How do you think about helping others through your work?
IB: Uplifting women and gender-diverse people is the core purpose of my current work, so the question isn’t really how we think of helping others through the work, but how we can help the most people through our work. As we’ve operated The SHE Mark, I’m constantly learning about all of the ways that economic gender equity benefits everyone.

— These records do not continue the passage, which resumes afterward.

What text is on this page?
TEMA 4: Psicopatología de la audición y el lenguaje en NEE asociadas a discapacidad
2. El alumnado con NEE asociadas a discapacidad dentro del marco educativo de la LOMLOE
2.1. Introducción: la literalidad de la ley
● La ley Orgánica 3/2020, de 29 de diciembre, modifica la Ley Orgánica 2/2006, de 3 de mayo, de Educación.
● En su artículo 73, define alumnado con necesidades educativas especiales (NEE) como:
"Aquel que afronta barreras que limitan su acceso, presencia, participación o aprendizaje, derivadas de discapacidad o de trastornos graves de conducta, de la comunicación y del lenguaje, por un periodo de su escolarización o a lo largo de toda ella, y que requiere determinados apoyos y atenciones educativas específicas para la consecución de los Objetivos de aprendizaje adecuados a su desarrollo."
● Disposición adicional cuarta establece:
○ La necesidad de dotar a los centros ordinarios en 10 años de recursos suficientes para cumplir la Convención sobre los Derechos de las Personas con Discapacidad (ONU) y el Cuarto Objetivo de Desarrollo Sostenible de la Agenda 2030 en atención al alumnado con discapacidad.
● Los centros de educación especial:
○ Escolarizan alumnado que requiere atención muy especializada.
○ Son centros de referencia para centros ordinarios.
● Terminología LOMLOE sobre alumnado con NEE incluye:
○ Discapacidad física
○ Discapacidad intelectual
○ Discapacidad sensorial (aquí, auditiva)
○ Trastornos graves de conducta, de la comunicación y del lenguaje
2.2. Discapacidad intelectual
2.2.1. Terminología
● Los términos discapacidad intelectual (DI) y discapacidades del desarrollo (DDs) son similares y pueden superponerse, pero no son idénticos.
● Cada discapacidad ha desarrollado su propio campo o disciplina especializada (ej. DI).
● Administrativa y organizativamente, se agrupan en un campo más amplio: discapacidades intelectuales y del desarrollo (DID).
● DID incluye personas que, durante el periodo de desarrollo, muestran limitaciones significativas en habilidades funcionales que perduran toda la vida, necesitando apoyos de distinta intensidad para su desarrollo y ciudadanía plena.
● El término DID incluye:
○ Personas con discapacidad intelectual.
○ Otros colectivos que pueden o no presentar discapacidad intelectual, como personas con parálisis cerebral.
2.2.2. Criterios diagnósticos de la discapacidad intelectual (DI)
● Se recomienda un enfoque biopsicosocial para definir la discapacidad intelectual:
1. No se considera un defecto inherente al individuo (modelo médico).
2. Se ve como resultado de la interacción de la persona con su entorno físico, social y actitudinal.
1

Women use more of their disposable income to support their local communities, they circulate their money more and make more purchasing decisions, to say nothing of the emotional and household labor that women more frequently carry!
What advice do you have for fellow (and aspiring) entrepreneurs building and leading teams?
IB: The first thing I tell aspiring entrepreneurs is to find a co-founder. While it’s possible to build a company on your own, it’s a lot easier if you have a second set of experiences, ideas, communication styles, priorities, and skills on your side. The next piece of advice I’d like to share is to make sure that the rest of your team also reflects diverse experiences, ideas, communication styles, priorities, and skills – if everyone on your team looks and thinks like you, you’re likely not representing the full spectrum of people in the world, which isn’t just bad for the world in general, but also likely limiting your company’s ability to understand the needs of and thus penetrate the market.
What kind of an entrepreneur do you want to be known as – as in, what do you want your legacy to be?
IB: I want to be known as an impact trailblazer. I want to be considerate and inclusive of different people all around the world, and show other entrepreneurs and business leaders that this type of thinking and decision making is good for everyone, including themselves and especially their company. I want to consider stakeholder impact effectively, and build a successful company, and model that kind of entrepreneurship and leadership to others.